Q3: Does linear regression require feature scaling?
It depends. If using the normal equation or sklearn's LinearRegression (which uses SVD internally), scaling is NOT needed — results are identical. However, scaling IS required when: (1) Using gradient descent — different feature scales cause slow or no convergence; (2) Using Ridge/Lasso/ElasticNet — regularization penalizes unstandardized features unevenly; (3) Comparing feature importances via weights — weights are only comparable after standardization.
Q4: Can linear regression be used for time series forecasting?
Yes, but beware of the independence assumption. Time series residuals typically exhibit autocorrelation, violating the independence assumption. Solutions: (1) Use lag features, taking previous N steps as input features; (2) Add time-related features (month, day of week, holidays, etc.); (3) Consider dedicated time series models like ARIMA, Prophet, or LSTM. Linear regression works as a quick baseline, but specialized models usually perform better.
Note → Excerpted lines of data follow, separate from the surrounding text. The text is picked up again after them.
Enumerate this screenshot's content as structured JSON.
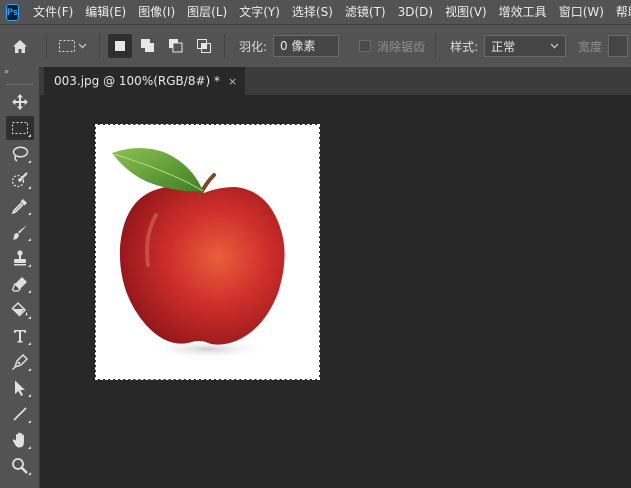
{
  "app": {
    "logo": "Ps"
  },
  "menu": [
    "文件(F)",
    "编辑(E)",
    "图像(I)",
    "图层(L)",
    "文字(Y)",
    "选择(S)",
    "滤镜(T)",
    "3D(D)",
    "视图(V)",
    "增效工具",
    "窗口(W)",
    "帮助(H)"
  ],
  "options": {
    "feather_label": "羽化:",
    "feather_value": "0 像素",
    "antialias_label": "消除锯齿",
    "style_label": "样式:",
    "style_value": "正常",
    "width_label": "宽度"
  },
  "document": {
    "tab_title": "003.jpg @ 100%(RGB/8#) *",
    "close": "×"
  },
  "toolbar": {
    "collapse": "»",
    "tools": [
      "move-tool",
      "rectangular-marquee-tool",
      "lasso-tool",
      "quick-selection-tool",
      "eyedropper-tool",
      "brush-tool",
      "clone-stamp-tool",
      "eraser-tool",
      "paint-bucket-tool",
      "type-tool",
      "pen-tool",
      "path-selection-tool",
      "line-tool",
      "hand-tool",
      "zoom-tool"
    ],
    "active": "rectangular-marquee-tool"
  },
  "colors": {
    "ui_panel": "#535353",
    "canvas_bg": "#282828",
    "ps_blue": "#31a8ff",
    "apple_red": "#c8282c",
    "leaf_green": "#6aa53a"
  }
}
Q5: How do I choose the alpha value for Ridge and Lasso?
Use cross-validation for automatic selection. Sklearn provides RidgeCV and LassoCV with built-in cross-validation to search for optimal alpha. Recommended approach: (1) Set a log-uniform list of candidates like [0.001, 0.01, 0.1, 1, 10, 100]; (2) Use 5-fold or 10-fold cross-validation; (3) Plot the CV score curve and pick the alpha at the elbow point. Alpha too small = almost no regularization (may overfit), alpha too large = too much regularization (may underfit).